Abdullahi Gumel has served in various capacities. He was the deputy headmaster of Gumel Gabas Primary School Gumel, Jigawa State (1969–1971), stenographer at Kano State Home Affairs, Kano State (1972), senior accountant at Nigerian Television Authority NTA Kano, State (1976–1979), chief accountant at National Party of Nigeria (NPN) National Headquarter, Lagos (1979–1983) and board member at Nigeria Enterprises Promotion Council (1980–1983), Nigeria Securities and Exchange Commission (1983) and Kano State Sports Councils (1980–1983).

==Political career==
Gumel's passion to serve his people motivated him into politics.
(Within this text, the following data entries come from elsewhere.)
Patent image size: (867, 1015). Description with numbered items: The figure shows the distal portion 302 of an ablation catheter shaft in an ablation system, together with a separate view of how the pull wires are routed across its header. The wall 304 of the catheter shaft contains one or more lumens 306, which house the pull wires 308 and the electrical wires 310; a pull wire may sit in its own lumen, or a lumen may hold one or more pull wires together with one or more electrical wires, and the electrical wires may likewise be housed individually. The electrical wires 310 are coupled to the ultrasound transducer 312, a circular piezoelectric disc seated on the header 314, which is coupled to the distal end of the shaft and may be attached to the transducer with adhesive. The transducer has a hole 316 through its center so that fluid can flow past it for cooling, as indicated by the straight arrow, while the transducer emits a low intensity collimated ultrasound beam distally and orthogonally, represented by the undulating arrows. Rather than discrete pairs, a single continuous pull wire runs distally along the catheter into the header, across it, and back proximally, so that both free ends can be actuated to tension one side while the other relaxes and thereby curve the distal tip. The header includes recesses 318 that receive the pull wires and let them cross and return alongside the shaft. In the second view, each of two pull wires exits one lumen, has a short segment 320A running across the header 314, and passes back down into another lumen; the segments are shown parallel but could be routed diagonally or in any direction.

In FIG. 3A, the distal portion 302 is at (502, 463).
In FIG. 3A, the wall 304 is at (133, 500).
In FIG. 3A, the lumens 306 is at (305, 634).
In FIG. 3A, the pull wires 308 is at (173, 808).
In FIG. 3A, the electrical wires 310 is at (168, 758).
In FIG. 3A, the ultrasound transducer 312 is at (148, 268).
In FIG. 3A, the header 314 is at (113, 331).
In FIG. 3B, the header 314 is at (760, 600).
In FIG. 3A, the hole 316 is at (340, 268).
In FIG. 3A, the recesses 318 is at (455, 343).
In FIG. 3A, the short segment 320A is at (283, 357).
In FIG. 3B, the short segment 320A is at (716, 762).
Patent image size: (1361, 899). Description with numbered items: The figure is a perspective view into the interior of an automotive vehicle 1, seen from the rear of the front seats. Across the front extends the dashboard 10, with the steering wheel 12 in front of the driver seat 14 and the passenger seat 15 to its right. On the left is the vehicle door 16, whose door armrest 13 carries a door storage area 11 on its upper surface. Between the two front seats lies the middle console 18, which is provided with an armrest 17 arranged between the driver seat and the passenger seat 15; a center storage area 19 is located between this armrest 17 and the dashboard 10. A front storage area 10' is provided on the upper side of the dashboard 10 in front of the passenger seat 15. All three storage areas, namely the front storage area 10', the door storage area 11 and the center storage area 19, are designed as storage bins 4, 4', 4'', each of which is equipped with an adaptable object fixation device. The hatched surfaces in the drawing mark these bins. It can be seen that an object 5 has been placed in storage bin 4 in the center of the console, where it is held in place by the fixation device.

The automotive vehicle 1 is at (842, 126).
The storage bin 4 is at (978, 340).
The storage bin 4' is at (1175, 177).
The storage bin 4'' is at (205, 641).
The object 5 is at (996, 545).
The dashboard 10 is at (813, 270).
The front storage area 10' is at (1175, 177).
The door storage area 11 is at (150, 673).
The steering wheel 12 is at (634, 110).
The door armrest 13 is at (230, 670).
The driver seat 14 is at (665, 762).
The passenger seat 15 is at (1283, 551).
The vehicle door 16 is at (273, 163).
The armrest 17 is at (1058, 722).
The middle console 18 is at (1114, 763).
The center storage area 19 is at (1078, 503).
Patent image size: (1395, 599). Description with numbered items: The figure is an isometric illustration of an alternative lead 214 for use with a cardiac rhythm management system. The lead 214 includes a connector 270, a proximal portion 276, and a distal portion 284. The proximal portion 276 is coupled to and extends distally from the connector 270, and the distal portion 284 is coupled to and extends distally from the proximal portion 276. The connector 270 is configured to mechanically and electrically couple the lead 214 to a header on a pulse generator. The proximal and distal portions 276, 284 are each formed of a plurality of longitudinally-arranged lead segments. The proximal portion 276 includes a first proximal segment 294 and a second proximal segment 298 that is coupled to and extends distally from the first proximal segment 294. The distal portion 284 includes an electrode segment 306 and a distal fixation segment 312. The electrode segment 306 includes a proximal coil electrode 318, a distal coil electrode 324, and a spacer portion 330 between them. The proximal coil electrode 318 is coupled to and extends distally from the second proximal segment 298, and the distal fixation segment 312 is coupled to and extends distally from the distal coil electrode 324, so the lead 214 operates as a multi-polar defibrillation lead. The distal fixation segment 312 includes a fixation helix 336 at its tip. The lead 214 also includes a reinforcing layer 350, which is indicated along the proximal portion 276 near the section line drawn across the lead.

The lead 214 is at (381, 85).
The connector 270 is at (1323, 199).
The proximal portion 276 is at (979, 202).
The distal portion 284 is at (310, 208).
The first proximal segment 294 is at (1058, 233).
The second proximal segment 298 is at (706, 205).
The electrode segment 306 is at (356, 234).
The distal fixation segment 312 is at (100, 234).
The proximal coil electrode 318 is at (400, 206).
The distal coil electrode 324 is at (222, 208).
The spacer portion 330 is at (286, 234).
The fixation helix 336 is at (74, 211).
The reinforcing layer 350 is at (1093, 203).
In 1999, he was elected a member of House of Representatives (Nigeria) representing Gumel Federal Constituency (Gumel/Maitagri/SuleTanrarkar/Gagarawa LGAs). While in House, he served as the chairman House Committee on Special Duties 1999–2000 and chairman House Committee on Police Affairs 2001–2003.

In 2003, he was appointment the special adviser to the then Honourable Speaker (Aminu Bello Masari) on special assignments 2003–2007.

He was elected senator for Jigawa State North West Senatorial District in 2015 under the platform of All Progressives Congress.

==Awards and honours==
In May 2023, he conferred the National Honour of Commander of the Order of the Niger by President Muhammadu Buhari.

==Personal life==
He is married and has children.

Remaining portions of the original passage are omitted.